The Police Lend a Hand—Reluctantly


             Archer stops by the sheriff’s substation; the deputy handling the Galton case is a tough sell, but by using patience instead of the smart aleck patter of his younger days, Archer gets the police to check with state police headquarters in Sacramento. Archer is able to piece some things together. (I have rearranged the order of presentation slightly in the interests of trying to keep this moving.)

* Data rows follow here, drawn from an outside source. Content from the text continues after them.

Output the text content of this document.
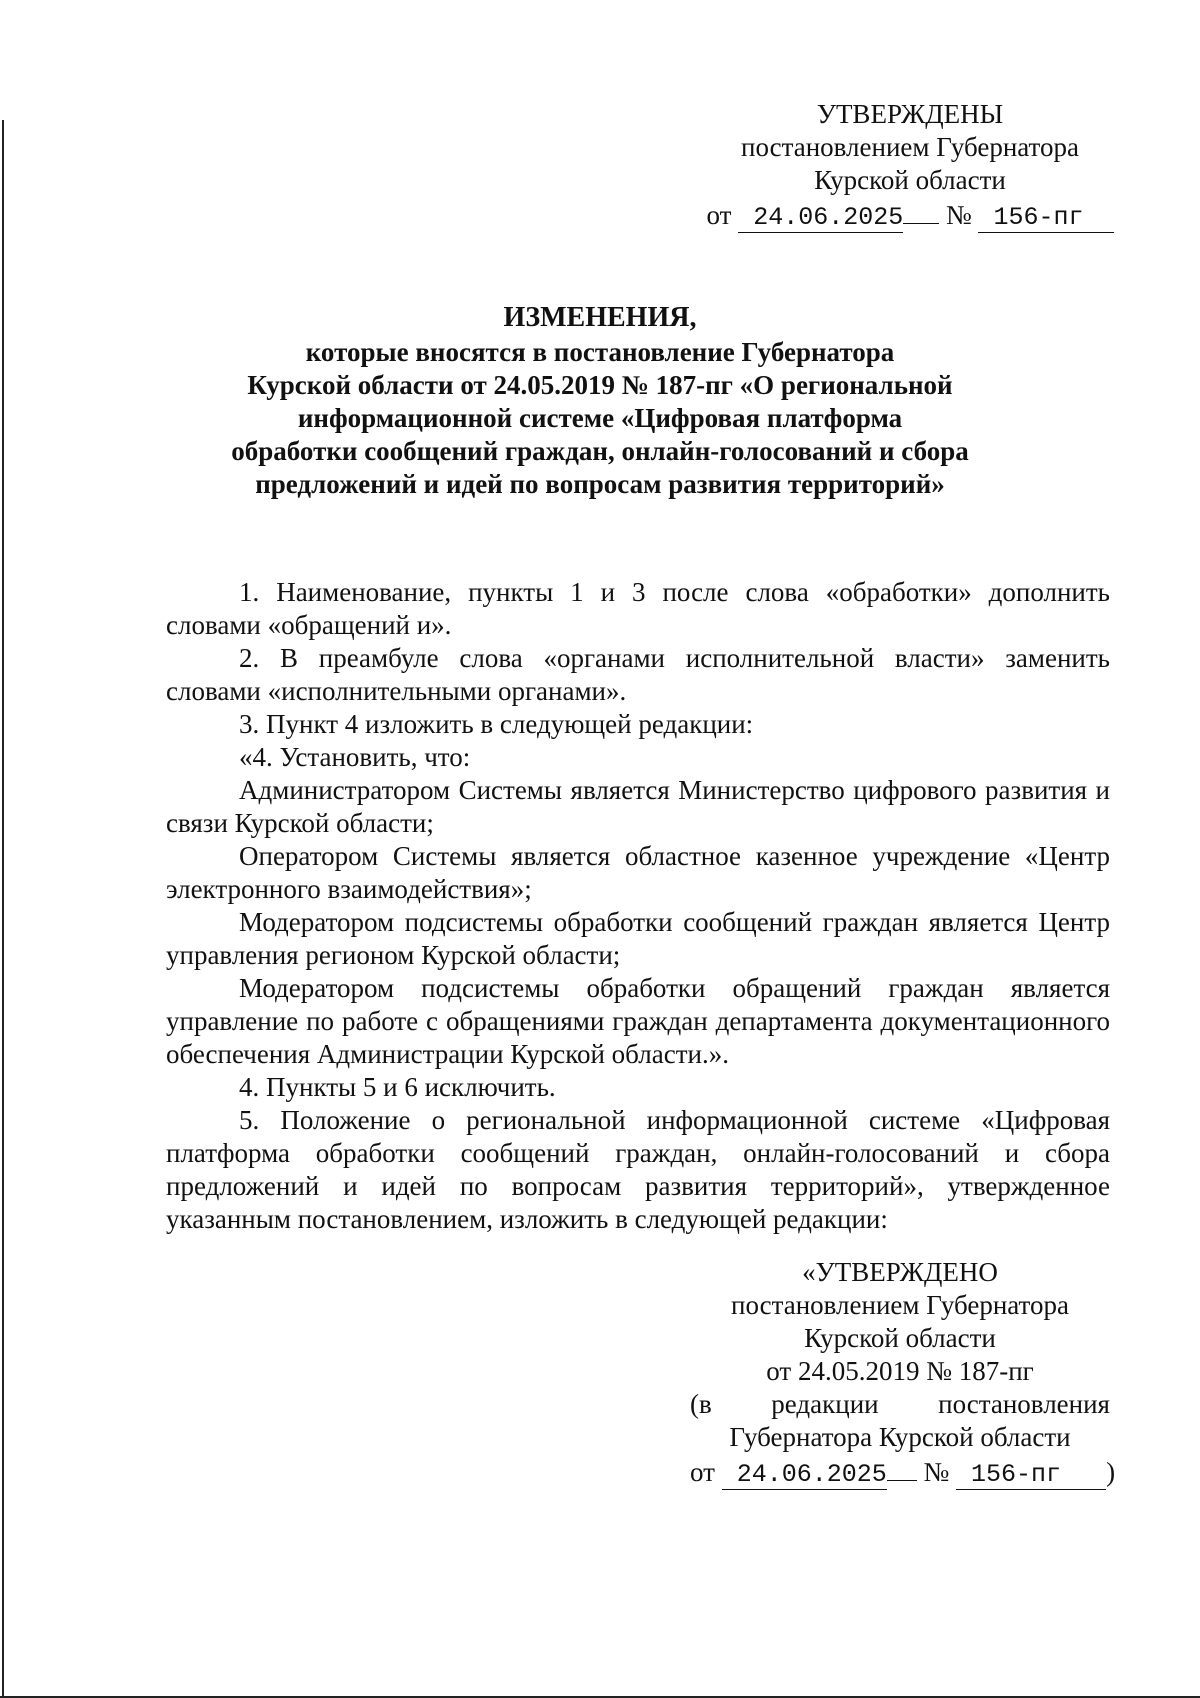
УТВЕРЖДЕНЫ
постановлением Губернатора
Курской области
от 24.06.2025 № 156-пг
ИЗМЕНЕНИЯ,
которые вносятся в постановление Губернатора
Курской области от 24.05.2019 № 187-пг «О региональной
информационной системе «Цифровая платформа
обработки сообщений граждан, онлайн-голосований и сбора
предложений и идей по вопросам развития территорий»

1. Наименование, пункты 1 и 3 после слова «обработки» дополнить словами «обращений и».

2. В преамбуле слова «органами исполнительной власти» заменить словами «исполнительными органами».

3. Пункт 4 изложить в следующей редакции:

«4. Установить, что:

Администратором Системы является Министерство цифрового развития и связи Курской области;

Оператором Системы является областное казенное учреждение «Центр электронного взаимодействия»;

Модератором подсистемы обработки сообщений граждан является Центр управления регионом Курской области;

Модератором подсистемы обработки обращений граждан является управление по работе с обращениями граждан департамента документационного обеспечения Администрации Курской области.».

4. Пункты 5 и 6 исключить.

5. Положение о региональной информационной системе «Цифровая платформа обработки сообщений граждан, онлайн-голосований и сбора предложений и идей по вопросам развития территорий», утвержденное указанным постановлением, изложить в следующей редакции:

«УТВЕРЖДЕНО
постановлением Губернатора
Курской области
от 24.05.2019 № 187-пг
(в редакции постановления
Губернатора Курской области
от 24.06.2025 № 156-пг )
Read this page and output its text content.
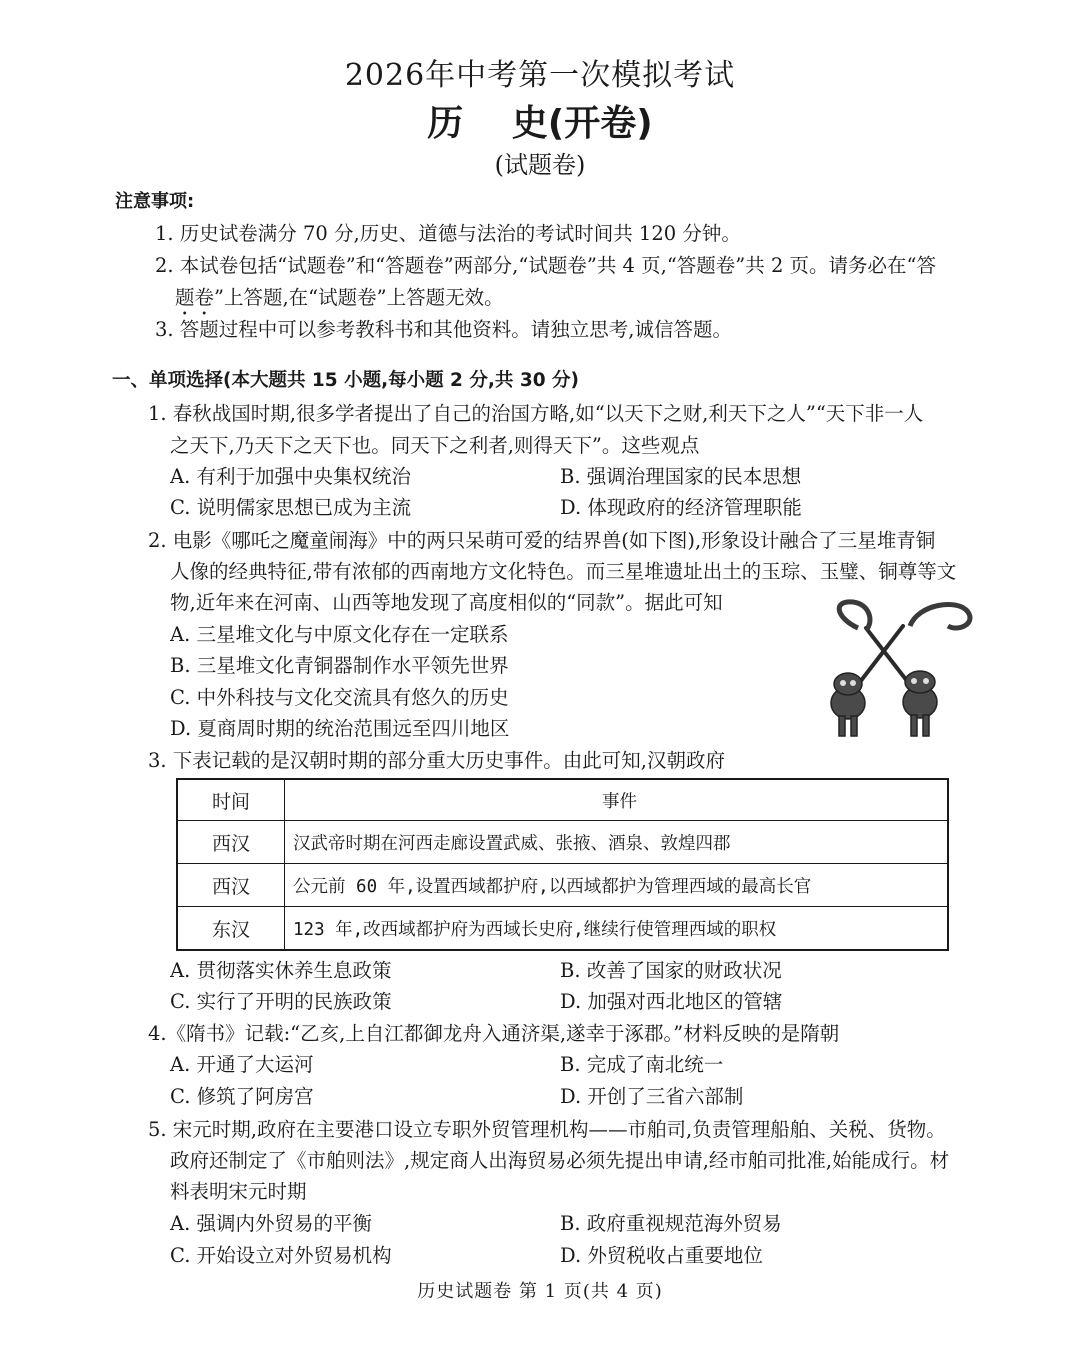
2026年中考第一次模拟考试
历　 史(开卷)
(试题卷)
注意事项:
1. 历史试卷满分 70 分,历史、道德与法治的考试时间共 120 分钟。
2. 本试卷包括“试题卷”和“答题卷”两部分,“试题卷”共 4 页,“答题卷”共 2 页。请务必在“答
题卷”上答题,在“试题卷”上答题无效。
3. 答题过程中可以参考教科书和其他资料。请独立思考,诚信答题。
一、单项选择(本大题共 15 小题,每小题 2 分,共 30 分)
1. 春秋战国时期,很多学者提出了自己的治国方略,如“以天下之财,利天下之人”“天下非一人
之天下,乃天下之天下也。同天下之利者,则得天下”。这些观点
A. 有利于加强中央集权统治	B. 强调治理国家的民本思想
C. 说明儒家思想已成为主流	D. 体现政府的经济管理职能
2. 电影《哪吒之魔童闹海》中的两只呆萌可爱的结界兽(如下图),形象设计融合了三星堆青铜
人像的经典特征,带有浓郁的西南地方文化特色。而三星堆遗址出土的玉琮、玉璧、铜尊等文
物,近年来在河南、山西等地发现了高度相似的“同款”。据此可知
A. 三星堆文化与中原文化存在一定联系
B. 三星堆文化青铜器制作水平领先世界
C. 中外科技与文化交流具有悠久的历史
D. 夏商周时期的统治范围远至四川地区
3. 下表记载的是汉朝时期的部分重大历史事件。由此可知,汉朝政府
时间	事件
西汉	汉武帝时期在河西走廊设置武威、张掖、酒泉、敦煌四郡
西汉	公元前 60 年,设置西域都护府,以西域都护为管理西域的最高长官
东汉	123 年,改西域都护府为西域长史府,继续行使管理西域的职权
A. 贯彻落实休养生息政策	B. 改善了国家的财政状况
C. 实行了开明的民族政策	D. 加强对西北地区的管辖
4.《隋书》记载:“乙亥,上自江都御龙舟入通济渠,遂幸于涿郡。”材料反映的是隋朝
A. 开通了大运河	B. 完成了南北统一
C. 修筑了阿房宫	D. 开创了三省六部制
5. 宋元时期,政府在主要港口设立专职外贸管理机构——市舶司,负责管理船舶、关税、货物。
政府还制定了《市舶则法》,规定商人出海贸易必须先提出申请,经市舶司批准,始能成行。材
料表明宋元时期
A. 强调内外贸易的平衡	B. 政府重视规范海外贸易
C. 开始设立对外贸易机构	D. 外贸税收占重要地位
历史试题卷 第 1 页(共 4 页)
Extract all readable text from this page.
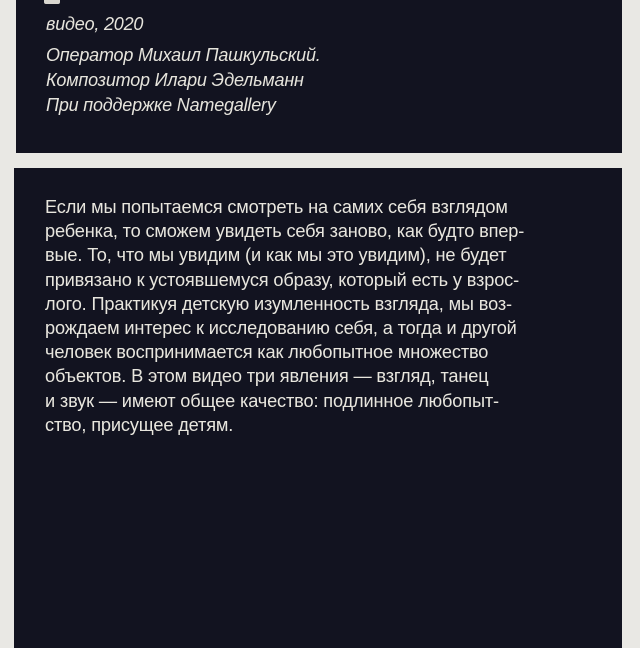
видео, 2020
Оператор Михаил Пашкульский.
Композитор Илари Эдельманн
При поддержке Namegallery
Если мы попытаемся смотреть на самих себя взглядом
ребенка, то сможем увидеть себя заново, как будто впер-
вые. То, что мы увидим (и как мы это увидим), не будет
привязано к устоявшемуся образу, который есть у взрос-
лого. Практикуя детскую изумленность взгляда, мы воз-
рождаем интерес к исследованию себя, а тогда и другой
человек воспринимается как любопытное множество
объектов. В этом видео три явления — взгляд, танец
и звук — имеют общее качество: подлинное любопыт-
ство, присущее детям.
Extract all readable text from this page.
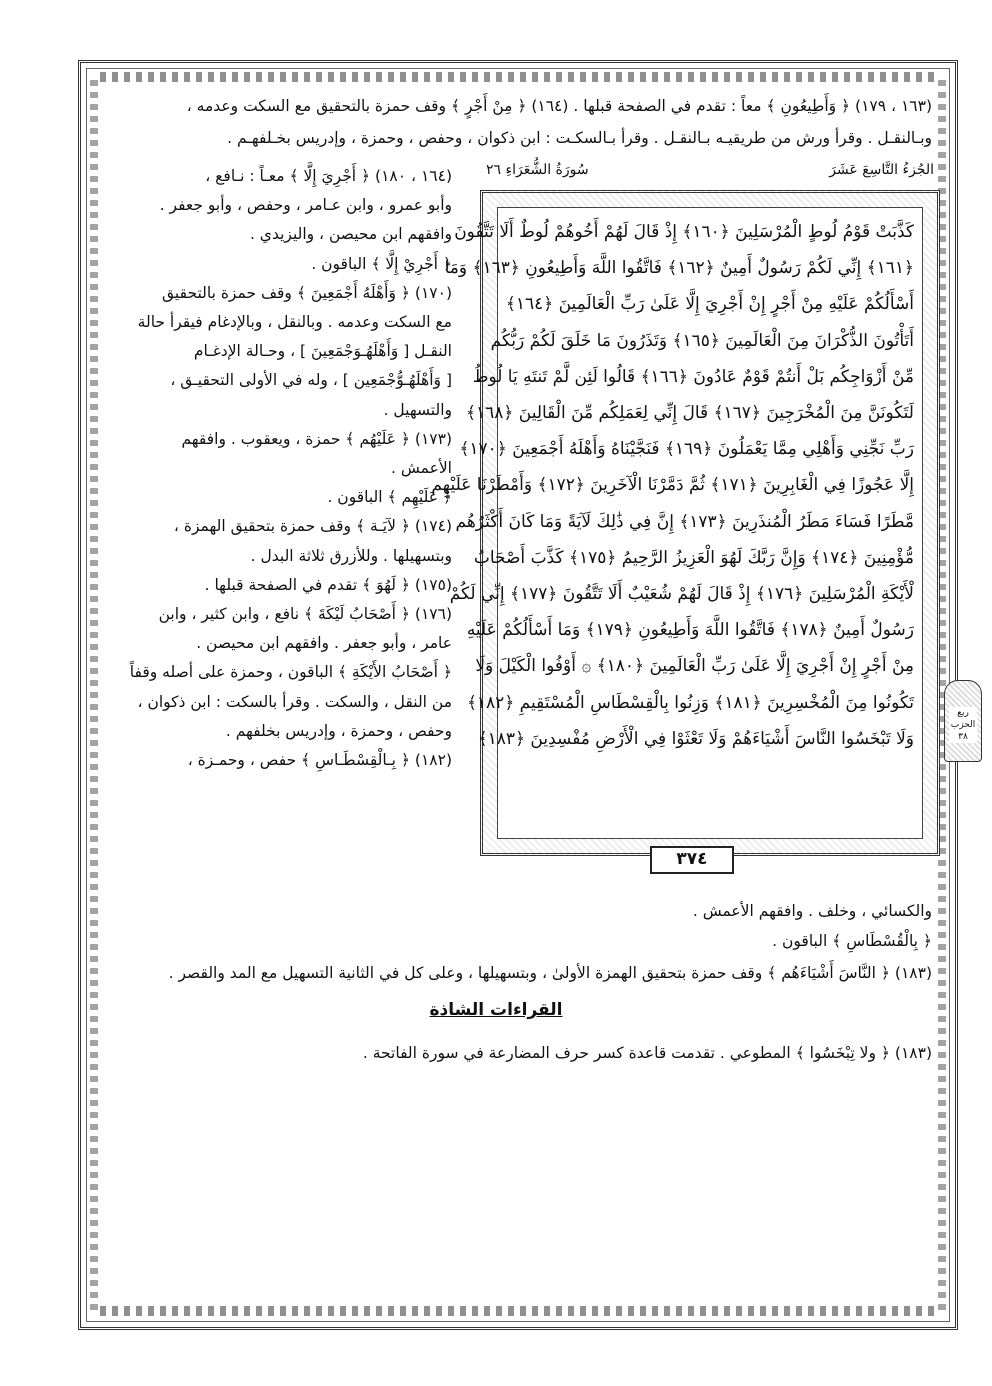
(١٦٣ ، ١٧٩) ﴿ وَأَطِيعُونِ ﴾ معاً : تقدم في الصفحة قبلها . (١٦٤) ﴿ مِنْ أَجْرٍ ﴾ وقف حمزة بالتحقيق مع السكت وعدمه ،
وبـالنقـل . وقرأ ورش من طريقيـه بـالنقـل . وقرأ بـالسكـت : ابن ذكوان ، وحفص ، وحمزة ، وإدريس بخـلفهـم .

(١٦٤ ، ١٨٠) ﴿ أَجْرِيَ إِلَّا ﴾ معـاً : نـافع ،

وأبو عمرو ، وابن عـامر ، وحفص ، وأبو جعفر .

وافقهم ابن محيصن ، واليزيدي .

﴿ أَجْرِيْ إِلَّا ﴾ الباقون .

(١٧٠) ﴿ وَأَهْلَهُ أَجْمَعِينَ ﴾ وقف حمزة بالتحقيق

مع السكت وعدمه . وبالنقل ، وبالإدغام فيقرأ حالة

النقـل [ وَأَهْلَهُـوَجْمَعِينَ ] ، وحـالة الإدغـام

[ وَأَهْلَهُـوُّجْمَعِين ] ، وله في الأولى التحقيـق ،

والتسهيل .

(١٧٣) ﴿ عَلَيْهُم ﴾ حمزة ، ويعقوب . وافقهم

الأعمش .

﴿ عَلَيْهِم ﴾ الباقون .

(١٧٤) ﴿ لآيَـة ﴾ وقف حمزة بتحقيق الهمزة ،

وبتسهيلها . وللأزرق ثلاثة البدل .

(١٧٥) ﴿ لَهُوَ ﴾ تقدم في الصفحة قبلها .

(١٧٦) ﴿ أَصْحَابُ لَيْكَةَ ﴾ نافع ، وابن كثير ، وابن

عامر ، وأبو جعفر . وافقهم ابن محيصن .

﴿ أَصْحَابُ الأَيْكَةِ ﴾ الباقون ، وحمزة على أصله وقفاً

من النقل ، والسكت . وقرأ بالسكت : ابن ذكوان ،

وحفص ، وحمزة ، وإدريس بخلفهم .

(١٨٢) ﴿ بِـالْقِسْطَـاسِ ﴾ حفص ، وحمـزة ،

الجُزءُ التَّاسِعَ عَشَرَ
سُورَةُ الشُّعَرَاءِ ٢٦

كَذَّبَتْ قَوْمُ لُوطٍ الْمُرْسَلِينَ ﴿١٦٠﴾ إِذْ قَالَ لَهُمْ أَخُوهُمْ لُوطٌ أَلَا تَتَّقُونَ

﴿١٦١﴾ إِنِّي لَكُمْ رَسُولٌ أَمِينٌ ﴿١٦٢﴾ فَاتَّقُوا اللَّهَ وَأَطِيعُونِ ﴿١٦٣﴾ وَمَا

أَسْأَلُكُمْ عَلَيْهِ مِنْ أَجْرٍ إِنْ أَجْرِيَ إِلَّا عَلَىٰ رَبِّ الْعَالَمِينَ ﴿١٦٤﴾

أَتَأْتُونَ الذُّكْرَانَ مِنَ الْعَالَمِينَ ﴿١٦٥﴾ وَتَذَرُونَ مَا خَلَقَ لَكُمْ رَبُّكُم

مِّنْ أَزْوَاجِكُم بَلْ أَنتُمْ قَوْمٌ عَادُونَ ﴿١٦٦﴾ قَالُوا لَئِن لَّمْ تَنتَهِ يَا لُوطُ

لَتَكُونَنَّ مِنَ الْمُخْرَجِينَ ﴿١٦٧﴾ قَالَ إِنِّي لِعَمَلِكُم مِّنَ الْقَالِينَ ﴿١٦٨﴾

رَبِّ نَجِّنِي وَأَهْلِي مِمَّا يَعْمَلُونَ ﴿١٦٩﴾ فَنَجَّيْنَاهُ وَأَهْلَهُ أَجْمَعِينَ ﴿١٧٠﴾

إِلَّا عَجُوزًا فِي الْغَابِرِينَ ﴿١٧١﴾ ثُمَّ دَمَّرْنَا الْآخَرِينَ ﴿١٧٢﴾ وَأَمْطَرْنَا عَلَيْهِم

مَّطَرًا فَسَاءَ مَطَرُ الْمُنذَرِينَ ﴿١٧٣﴾ إِنَّ فِي ذَٰلِكَ لَآيَةً وَمَا كَانَ أَكْثَرُهُم

مُّؤْمِنِينَ ﴿١٧٤﴾ وَإِنَّ رَبَّكَ لَهُوَ الْعَزِيزُ الرَّحِيمُ ﴿١٧٥﴾ كَذَّبَ أَصْحَابُ

لْأَيْكَةِ الْمُرْسَلِينَ ﴿١٧٦﴾ إِذْ قَالَ لَهُمْ شُعَيْبٌ أَلَا تَتَّقُونَ ﴿١٧٧﴾ إِنِّي لَكُمْ

رَسُولٌ أَمِينٌ ﴿١٧٨﴾ فَاتَّقُوا اللَّهَ وَأَطِيعُونِ ﴿١٧٩﴾ وَمَا أَسْأَلُكُمْ عَلَيْهِ

مِنْ أَجْرٍ إِنْ أَجْرِيَ إِلَّا عَلَىٰ رَبِّ الْعَالَمِينَ ﴿١٨٠﴾ ۞ أَوْفُوا الْكَيْلَ وَلَا

تَكُونُوا مِنَ الْمُخْسِرِينَ ﴿١٨١﴾ وَزِنُوا بِالْقِسْطَاسِ الْمُسْتَقِيمِ ﴿١٨٢﴾

وَلَا تَبْخَسُوا النَّاسَ أَشْيَاءَهُمْ وَلَا تَعْثَوْا فِي الْأَرْضِ مُفْسِدِينَ ﴿١٨٣﴾

٣٧٤
ربع الحزب ٣٨
والكسائي ، وخلف . وافقهم الأعمش .
﴿ بِالْقُسْطَاسِ ﴾ الباقون .
(١٨٣) ﴿ النَّاسَ أَشْيَاءَهُم ﴾ وقف حمزة بتحقيق الهمزة الأولىٰ ، وبتسهيلها ، وعلى كل في الثانية التسهيل مع المد والقصر .
القراءات الشاذة
(١٨٣) ﴿ ولا تِبْخَسُوا ﴾ المطوعي . تقدمت قاعدة كسر حرف المضارعة في سورة الفاتحة .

  • The “Shoulders” Mrs. Culligan mentioned is Shoulders Nelson, a member of Red Horse mob. He is implicated in several gang killings and had a repuation for violence; the Culligans were right to fear him.
  • Shoulders was sentenced to a long term in San Quentin but escaped in December 1936 and was never recaptured.
  • Shoulders and Culligan were both attracted to the same prostitute at the Red Horse. Shoulders once beat Culligan badly over the girl. Before Shoulders went to prison, he was living with her.



              Desiccated Bones and Lawyers (Place the Modifiers as You Please)


Sable shows up, looking troubled and exhausted.  He briefly explains that he had to put his young wife into a nursing home; she has taken Cuilligan’s death very hard.

Archer fills in Sable on what he has learned from the former Mrs. Culligan. They examine the bones.  The medical evidence is circumstantial.

  • Although Dr. Howell was the family doctor, he didn’t set the break and wasn’t involved in the treatment.
  • The X-ray has been lost. All we have is the notes of the doctor who set the break, indicating a fracture two inches above the right humerous.
  • The bones show a fracture at that spot.


                  Cautious Optimism Edges towards Being Less Cautious


Neither Sable nor Archer are convinced, but they agree there is enough to justify talking to the boy further.  He is nearby, playing one of his regular chess games with Dr. Dineen, the doctor who delivered him and who is already a firm believer in the boy’s strong moral character.  Archer is suspicious that the boy is working so hard to ingratiate himself with a potential witness.

Archer, Sable and the doctor have a private conversation that does little to quiet Archer’s suspicions.

  • Dineen tells them that the boy has obtained a copy of the marriage license of John Brown and Theodora Gavin, dated about two months before his birth.
  • Archer reminds the doctor that the boy tracked him down through the birth certificate, a readily available public record. The doctor is not only unimpressed but is insulted that that boy’s integrity is being questioned.  Either Dr. Dineen has a keen sense of human nature or the boy has played him like a violin.


                 A Lawyer, A Private Eye and a Young Man Walk Into a Room


             It’s time for the family lawyer to interrogate the boy.  And like everything else, it’s not conclusive.

  • The boy obtained the birth certificate in March, when he was at Ann Arbor.
  • He had lived in that town for five years, some of it attending high school and then attending the University of Michigan.
  • There are no records because he used the name “John Lindsay.” He was afraid of being sent back to the Ohio orphanage as a runaway.
  • “Lindsay” was the last name of the teacher who took a great personal interest in him and with whom he lived.
  • Lindsay is now dead.
  • He gives them the name of the orphanage, Crystal Springs, near Cleveland. For all the good that will turn out to be.
  • He claims to remember his mother telling him when she left him at the orphanage that he was born in California, which caused him to write to California for a birth certificate. That gave him not only the locale but the name of the attending physician.
  • He says he knew his date of birth, December 2, because he always got a small birthday present at the orphanage that day. He assumes his mother provided the date.


After some reflection, Sable decides that there is enough evidence that he should at least present the boy to his client and let her decide for herself. Archer has his doubts but doesn’t object.


                                     There’s Just This Little Loose End


No, it’s not who killed the chauffer at the Lido Pier—that’s in the movie version of The Big Sleep. It’s the death of Culligan, and its possible link with Anthony Galton.

While Sable takes the boy to meet Mrs. Galton, Archer goes back to the hotel where he’d bribed the desk clerk to keep an eye on the movements of Mr. and Mrs. Lemberg.  The clerk tells him that they checked out after making a long distance call to a car dealer nicknamed Generous Joe in Reno.  Apparently Roy Lemberg had worked for him before moving to California.

Archer takes a plane to Reno and meets Generous Joe.  Who is not so generous after all.  And his real name is Culotti.  He leads Archer into an ambush where Archer is severely beaten.  The tip from the desk clerk was a trap.

In the course of a round of beatings, Archer sees Tommy Lemberg, the driver of the Jaguar fleeing the Sable residence who stole Archer’s car.  Tommy takes Archer to meet Otto Schwartz.

When Archer asks why Schwartz had Culligan killed, Tommy breaks in to insist that he didn’t kill him, that Culligan was alive when Tommy left.

For reasons that have more to do with the fact that Archer is the protagonist in a series rather than logic, Schwartz contents himself with having Archer beaten further instead of dumping him into Lake Tahoe.